(Update) Gosnell makes bizarre rambling self-defense before receiving 30-year sentence

Kermit Gosnell Dr. Kermit Gosnell. Credit: Metro file photo

Kermit Barron Gosnell, 72, was sentenced this afternoon to 30 years on federal charges that he illegally sold prescriptions for controlled substances from his West Philadelphia clinic, where he also engaged in the abortion activities that resulted in three murder convictionsand a sentence of three consecutive life sentences in state court earlier this year.

Gosnell was also ordered to pay $250,000. His state and federal sentences will run concurrent to each other.

Gosnell pled guilty in July to federal drug charges of conspiracy to distribute controlled substances, distributing controlled substances and maintaining a “drug premises.”

Gosnell accepted cash payments for prescriptions to oxycodone, OxyContin, Xanax, and Codeine issued from his Women’s Medical Society at 38th and Lancaster streets in West Philadelphia.

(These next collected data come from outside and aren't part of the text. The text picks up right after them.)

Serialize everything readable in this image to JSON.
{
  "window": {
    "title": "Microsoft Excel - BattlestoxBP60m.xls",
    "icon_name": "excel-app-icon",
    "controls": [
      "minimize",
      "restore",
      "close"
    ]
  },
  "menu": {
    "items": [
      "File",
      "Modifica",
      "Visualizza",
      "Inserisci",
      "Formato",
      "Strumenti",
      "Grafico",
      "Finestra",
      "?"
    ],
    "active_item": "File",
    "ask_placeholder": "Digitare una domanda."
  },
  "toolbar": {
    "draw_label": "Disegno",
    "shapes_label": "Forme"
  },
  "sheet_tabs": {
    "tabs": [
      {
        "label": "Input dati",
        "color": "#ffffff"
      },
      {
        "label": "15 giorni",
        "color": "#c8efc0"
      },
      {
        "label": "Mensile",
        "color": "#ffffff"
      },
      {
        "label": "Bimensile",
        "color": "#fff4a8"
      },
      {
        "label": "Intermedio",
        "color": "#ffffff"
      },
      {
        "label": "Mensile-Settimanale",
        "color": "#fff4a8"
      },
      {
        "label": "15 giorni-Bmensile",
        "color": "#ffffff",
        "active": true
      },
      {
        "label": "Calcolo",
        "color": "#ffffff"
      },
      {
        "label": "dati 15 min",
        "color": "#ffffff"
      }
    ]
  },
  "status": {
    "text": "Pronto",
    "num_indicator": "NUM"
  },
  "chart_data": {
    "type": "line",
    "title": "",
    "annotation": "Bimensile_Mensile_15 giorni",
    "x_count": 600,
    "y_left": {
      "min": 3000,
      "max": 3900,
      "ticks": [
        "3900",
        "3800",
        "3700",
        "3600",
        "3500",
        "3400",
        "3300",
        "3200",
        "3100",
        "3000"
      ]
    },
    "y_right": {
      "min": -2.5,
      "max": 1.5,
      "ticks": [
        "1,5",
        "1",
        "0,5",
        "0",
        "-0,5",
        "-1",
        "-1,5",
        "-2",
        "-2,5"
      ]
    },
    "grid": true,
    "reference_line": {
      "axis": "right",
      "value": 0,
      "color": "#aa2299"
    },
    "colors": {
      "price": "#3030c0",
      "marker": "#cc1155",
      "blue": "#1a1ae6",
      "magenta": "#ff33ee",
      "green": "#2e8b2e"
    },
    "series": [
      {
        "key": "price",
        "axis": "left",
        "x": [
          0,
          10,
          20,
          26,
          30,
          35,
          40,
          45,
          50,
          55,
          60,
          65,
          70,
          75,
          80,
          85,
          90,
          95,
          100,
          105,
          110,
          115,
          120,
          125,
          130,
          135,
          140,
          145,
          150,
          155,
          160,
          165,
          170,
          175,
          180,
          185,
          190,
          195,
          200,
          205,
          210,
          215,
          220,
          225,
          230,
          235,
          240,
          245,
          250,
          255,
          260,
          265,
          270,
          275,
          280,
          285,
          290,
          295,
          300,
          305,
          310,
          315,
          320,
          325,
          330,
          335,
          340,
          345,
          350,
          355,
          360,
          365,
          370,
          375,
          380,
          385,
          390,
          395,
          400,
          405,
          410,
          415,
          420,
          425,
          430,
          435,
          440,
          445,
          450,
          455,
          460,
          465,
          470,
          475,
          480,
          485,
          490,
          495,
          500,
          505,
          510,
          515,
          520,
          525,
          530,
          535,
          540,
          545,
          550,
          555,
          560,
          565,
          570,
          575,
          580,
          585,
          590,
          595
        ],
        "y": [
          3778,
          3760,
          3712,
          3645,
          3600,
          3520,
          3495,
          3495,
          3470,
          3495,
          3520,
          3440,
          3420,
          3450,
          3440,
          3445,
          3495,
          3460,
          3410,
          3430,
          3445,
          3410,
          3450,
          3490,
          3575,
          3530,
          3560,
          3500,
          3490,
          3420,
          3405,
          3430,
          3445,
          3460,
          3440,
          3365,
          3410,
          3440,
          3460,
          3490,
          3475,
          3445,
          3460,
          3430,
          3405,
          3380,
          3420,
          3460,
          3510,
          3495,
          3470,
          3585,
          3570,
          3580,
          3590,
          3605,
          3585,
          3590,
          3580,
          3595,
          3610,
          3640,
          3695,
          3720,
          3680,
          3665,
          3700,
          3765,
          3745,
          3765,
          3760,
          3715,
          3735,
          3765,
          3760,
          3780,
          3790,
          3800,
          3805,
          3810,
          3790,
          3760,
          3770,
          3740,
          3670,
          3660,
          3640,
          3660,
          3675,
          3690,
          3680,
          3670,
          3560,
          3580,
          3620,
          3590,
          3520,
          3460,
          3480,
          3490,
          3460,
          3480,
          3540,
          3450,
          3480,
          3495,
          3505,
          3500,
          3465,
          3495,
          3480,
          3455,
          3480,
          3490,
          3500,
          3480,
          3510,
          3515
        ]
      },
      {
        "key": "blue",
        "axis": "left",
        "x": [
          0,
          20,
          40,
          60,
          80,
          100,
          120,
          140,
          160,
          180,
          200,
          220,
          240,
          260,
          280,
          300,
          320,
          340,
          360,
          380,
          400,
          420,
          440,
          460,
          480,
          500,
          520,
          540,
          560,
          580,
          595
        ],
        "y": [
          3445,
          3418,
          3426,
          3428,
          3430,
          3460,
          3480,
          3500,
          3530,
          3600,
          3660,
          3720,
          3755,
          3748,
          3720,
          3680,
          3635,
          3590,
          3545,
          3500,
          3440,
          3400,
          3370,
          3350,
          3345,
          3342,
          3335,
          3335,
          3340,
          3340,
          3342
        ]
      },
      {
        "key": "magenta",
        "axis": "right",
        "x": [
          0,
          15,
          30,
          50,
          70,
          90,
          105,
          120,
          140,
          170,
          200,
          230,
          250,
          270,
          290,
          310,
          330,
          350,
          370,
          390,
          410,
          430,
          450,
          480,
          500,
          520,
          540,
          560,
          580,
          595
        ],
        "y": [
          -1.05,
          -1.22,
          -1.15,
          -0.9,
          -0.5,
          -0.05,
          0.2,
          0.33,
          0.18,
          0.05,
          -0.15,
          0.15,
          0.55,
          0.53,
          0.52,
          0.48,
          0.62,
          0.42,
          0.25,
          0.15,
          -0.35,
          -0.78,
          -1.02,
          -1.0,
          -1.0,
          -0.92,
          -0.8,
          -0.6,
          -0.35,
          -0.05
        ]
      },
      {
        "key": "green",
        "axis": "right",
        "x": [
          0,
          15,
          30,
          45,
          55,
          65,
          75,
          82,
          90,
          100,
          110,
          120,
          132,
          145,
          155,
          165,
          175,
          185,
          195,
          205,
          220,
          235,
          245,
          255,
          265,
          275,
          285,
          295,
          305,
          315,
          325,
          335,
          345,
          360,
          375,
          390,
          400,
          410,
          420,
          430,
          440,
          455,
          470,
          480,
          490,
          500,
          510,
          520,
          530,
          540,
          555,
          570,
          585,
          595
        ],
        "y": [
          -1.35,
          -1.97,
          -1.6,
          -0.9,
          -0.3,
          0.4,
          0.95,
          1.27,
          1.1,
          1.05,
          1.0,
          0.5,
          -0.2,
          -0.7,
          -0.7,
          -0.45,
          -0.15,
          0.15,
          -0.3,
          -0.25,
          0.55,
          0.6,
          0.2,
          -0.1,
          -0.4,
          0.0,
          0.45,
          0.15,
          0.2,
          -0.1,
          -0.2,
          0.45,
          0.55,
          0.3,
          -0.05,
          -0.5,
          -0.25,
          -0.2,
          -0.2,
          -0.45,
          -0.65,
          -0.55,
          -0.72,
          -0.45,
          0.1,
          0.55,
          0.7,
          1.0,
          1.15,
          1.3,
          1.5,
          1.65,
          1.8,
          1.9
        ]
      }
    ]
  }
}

Between June 2008 and February 2010, Gosnell illegally sold prescriptions for more than 700,000 pills of controlled substances, with no examination or only cursory examinations, contradictory to medical standards, prosecutors said. His clinic was raided on February 18, 2010 by city and federal authorities.

Federal investigators found that Gosnell would sometimes sign up to 200 prescriptions a night, and in some instances issued as many as 50 different prescriptions to just one person.

While Gosnell was selling prescriptions to drugs, he was also offering abortions in substandard conditions and for late-stage pregnancies. He was convicted in May of killing three viable babies by severing their spinal cords with scissors. The substandard abortions were only discovered as part of the federal drug investigation, court records show.

Gosnell wore a dark green jumpsuit and white slippers to his sentencing on Monday afternoon. He smiled at reporters and law enforcement agents in the audience as he entered the courtroom.

The hearing began with a lengthy discussion of an eight-page single-spaced letter Gosnell sent to U.S. District Judge Cynthia M. Rufe objecting to certain language in federal prosecutors’ documents. Judge Rufe sustained his objection and ordered that one paragraph, repeating allegations from a grand jury report that were not sustained at trial, referring to blood on the floors of his clinic and a flea-infested cat wandered through the facility, be stricken from the record.

Gosnell then went on to make a bizarre, rambling allocution statement defending his life, his actions, and speaking vaguely about his opinions on a range of issues.

Gosnell claimed that he left a “lucrative academic career” to serve his community of West Philadelphia, where his grandparents lived after relocating from the South, he said.

Gosnell spoke of himself as a “transactional interactionist,” saying that reward and incentive based psychological treatment could improve outcomes for the incarcerated, and he spoke vaguely about the issues of improving mental health treatment in prisons, ending teenage violence, and over-incarceration in the United States. He said he is sending letters to U.S. Attorney Eric Holder and federal Bureau of Prisons director Charles Samuels about his thoughts on these issues.

Going on to defend his medical practice, Gosnell said that he spent extensive time with his patients, asking about their futures, and that he prescribed them controlled substances to help treat mental illnesses. However, he then contradicted this by saying that that he could not cut off prescriptions during the winter because his patients’ musculoskeletal complaints were worst during that season.Finally, he said that he did not schedule follow-up appointments for patients, and instead just kept re-prescribing them medications, because he believed his patients would not show up for follow-ups out of fear that Gosnell would cut off their prescriptions.

“Isn’t that a bright red light to stop the prescriptions?” Judge Rufe asked at this point.

Gosnell responded that he wanted to trust his patients.

“I did not see the abuse. I did not realize OxyContin could be filtered down and injected,” Gosnell said.“I was well-intentioned, not a vicious manipulator … ‘pill mill’ – I don’t feel that applies.”

Defense attorney Jack McMahon added that he has received hundreds of phone calls and letters and been stopped on the street by people who were helped by Dr. Gosnell. He said Gosnell let people pay what they could afford, with one client paying Gosnell by building him a fence.

But a drug dealer cooperating with federal authorities was able to obtain 18 prescription for eight different people on one day at Gosnell’s clinic.

Gosnell’s records also show that a single person picked up prescriptions for 52 people, some of whom didn’t exist.

A cooperating witness for the government also found records showing that Gosnell signed prescriptions for 960 pills on Nov. 19, 2009 – the same night that Karnamaya Mongar, 41, died in his clinic during a late-stage abortion procedure from a fatal overdose.

Federal investigators found nearly $250,000 in cash at Gosnell’s home when they executed their search warrant on Feb. 18, 2010.

“The defendant wreaked havoc in Philadelphia and Eastern Pennsylvania,” said assistant U.S. attorneyJessica Natali at the sentencing hearing. “He didn’t care about that community, he preyed on that community.”